Morning Coffee: Why you should never be late to work at J.P. Morgan. What you should never eat for lunch at Goldman Sachs
If you work at J.P. Morgan, then hopefully you’ve been walking the straight and narrow: showing up on time, not going to eyebrow-raising websites or saying anything that you shouldn’t in calls and emails … because all of that is being monitored.
Peter Cavicchia III, a former U.S. Secret Service agent, ran the special-ops insider threat group for J.P. Morgan that uses computer algorithms to monitor the bank’s employees “to protect against perfidious traders and other miscreants.” In 2009, J.P. Morgan hired data-mining company Palantir Technologies – founded in 2004 by Peter Thiel and fellow PayPal alumni – to apply the tactics it honed working for the Pentagon and the CIA in Afghanistan and Iraq to the bank’s employees, according to Bloomberg.
Many of the Palantir engineers rode skateboards to the bank’s Manhattan HQ and refused to cut their hair or wear a tie – each cost the bank $3,000 a day. They helped Cavicchia’s group to collect and analyze bank personnel’s emails and browser histories, GPS locations from company-issued smartphones, printer and download activity, and transcripts of digitally recorded phone conversations, Bloomberg reports:
“Palantir’s software aggregated, searched, sorted and analyzed these records, surfacing keywords and patterns of behavior that Cavicchia’s team had flagged for potential abuse of corporate assets. Palantir’s algorithm, for example, alerted the insider threat team when an employee started badging into work later than usual, a sign of potential disgruntlement. That would trigger further scrutiny and possibly physical surveillance after hours by bank security personnel.”

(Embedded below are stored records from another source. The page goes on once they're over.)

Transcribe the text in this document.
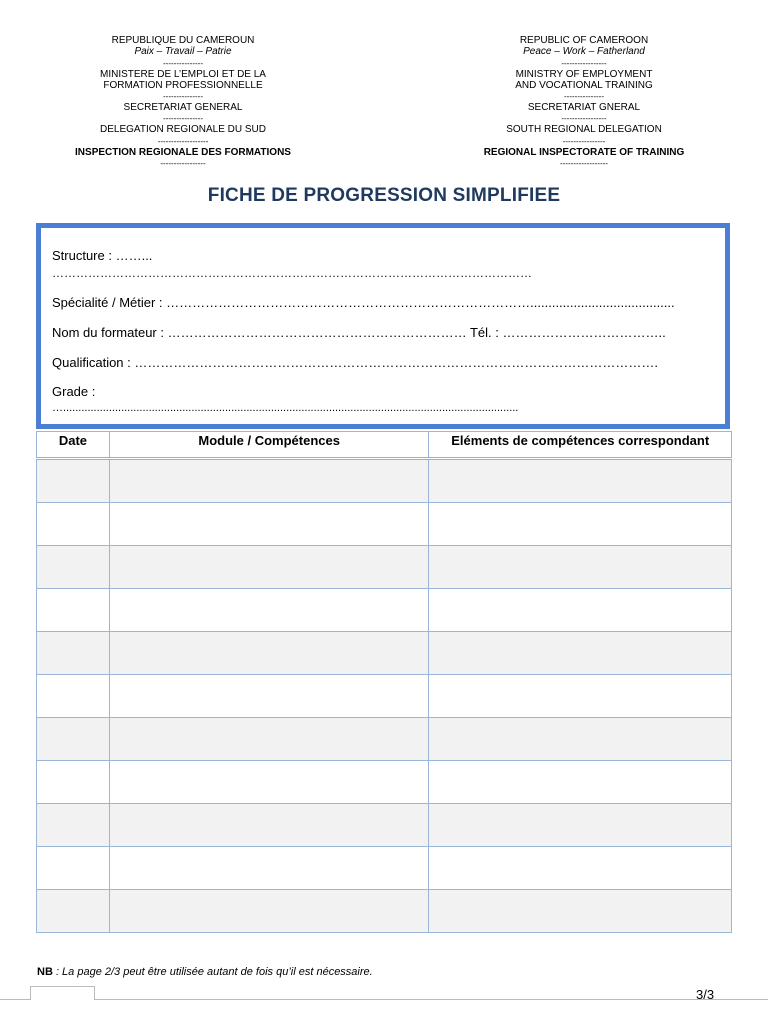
REPUBLIQUE DU CAMEROUN
Paix – Travail – Patrie
---------------
MINISTERE DE L’EMPLOI ET DE LA
FORMATION PROFESSIONNELLE
---------------
SECRETARIAT GENERAL
---------------
DELEGATION REGIONALE DU SUD
-------------------
INSPECTION REGIONALE DES FORMATIONS
-----------------
REPUBLIC OF CAMEROON
Peace – Work – Fatherland
-----------------
MINISTRY OF EMPLOYMENT
AND VOCATIONAL TRAINING
---------------
SECRETARIAT GNERAL
-----------------
SOUTH REGIONAL DELEGATION
----------------
REGIONAL INSPECTORATE OF TRAINING
------------------
FICHE DE PROGRESSION SIMPLIFIEE
Structure : ……...
…………………………………………………………………………………………………………
Spécialité / Métier : …………………………………………………………………………........................................
Nom du formateur : …………………………………………………………… Tél. : ………………………………..
Qualification : ………………………………………………………………………………………………………….
Grade :
….....................................................................................................................................................
Date	Module / Compétences	Eléments de compétences correspondant

NB : La page 2/3 peut être utilisée autant de fois qu’il est nécessaire.
3/3
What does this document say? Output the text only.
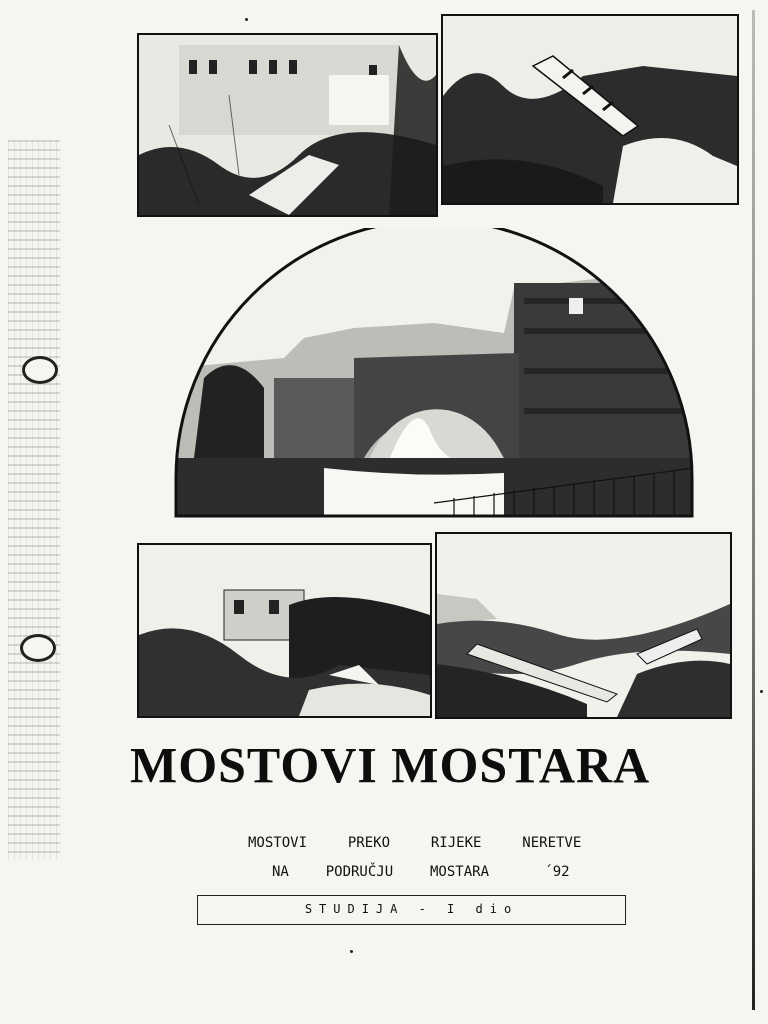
MOSTOVI MOSTARA

MOSTOVI  PREKO  RIJEKE  NERETVE

NA  PODRUČJU  MOSTARA   ´92

STUDIJA - I dio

Through Palantir, Cavicchia gained administrative access to all of the bank’s corporate security databases that he combed through during continual forensic investigations. He had unprecedented 24/7 access to everything on a single platform.
However, eventually Cavicchia went rogue, with former J.P. Morgan colleagues comparing him to Marlon Brando as Colonel Kurtz in Apocalypse Now, hunched over his computers in his office suite eight floors above the rest of the bank’s security team. People in the department told Bloomberg that no one from the bank or Palantir set any real limits on Cavicchia as he listened to their calls, read their emails and watched them come and go.
His reign came to an end when the bank’s senior executives learned that he was also spying on them and allegedly played a role in leaking a document to the New York Times about a federal investigation of J.P. Morgan on suspicion of manipulating U.S. electricity markets.
J.P. Morgan’s experience is foreboding as Palantir tries to figure out how to be rewarded on Wall Street via a potential IPO without creeping out Main Street.
“The world changed when it became clear everyone could be targeted using Palantir,” a former J.P. Morgan cyber expert who worked with Cavicchia on the insider threat team told Bloomberg. “Nefarious ideas became trivial to implement; everyone’s a suspect, so we monitored everything. It was a pretty terrible feeling.”
Separately, Sidney Weinberg – a Brooklynite like current CEO Lloyd Blankfein known as “Mr. Wall Street” – started at Goldman Sachs as a janitor’s assistant before being promoted to the mailroom. He became a trader after serving in the Navy in World War I and eventually ran the firm for almost 40 years in the middle of the 20th century. Weinberg was full of advice for his son, John, the man who steered it through the 1980s: “No strawberries for lunch,” he used to tell him. He meant it as an analogy to convey lessons such as watch out for excesses, stay disciplined and stick to what you are good at.
David Solomon – Blankfein’s no. 2 and anointed successor known as "DJ D-Sol" – may need to heed that advice. Some Goldmanites have confronted Solomon about the risk of damaging Goldman’s advisory business if it goes too deep into cross-selling.
“Solomon is definitely a shrewd administrator, he knows how to operate inside a complex institution but he doesn’t truly get what we do and he despises us for punching above our weight inside Goldman,” an M&A banker told the FT.
The investment bank’s loan book has risen tenfold since 2012, but Goldman’s revenues stalled at around $34bn between 2012 and 2015, before slipping to $30.6bn in 2016. First-quarter results were goosed by a big drop in the tax rate and a lot of mysterious gains from the bank’s black box of proprietary investments, according to the FT.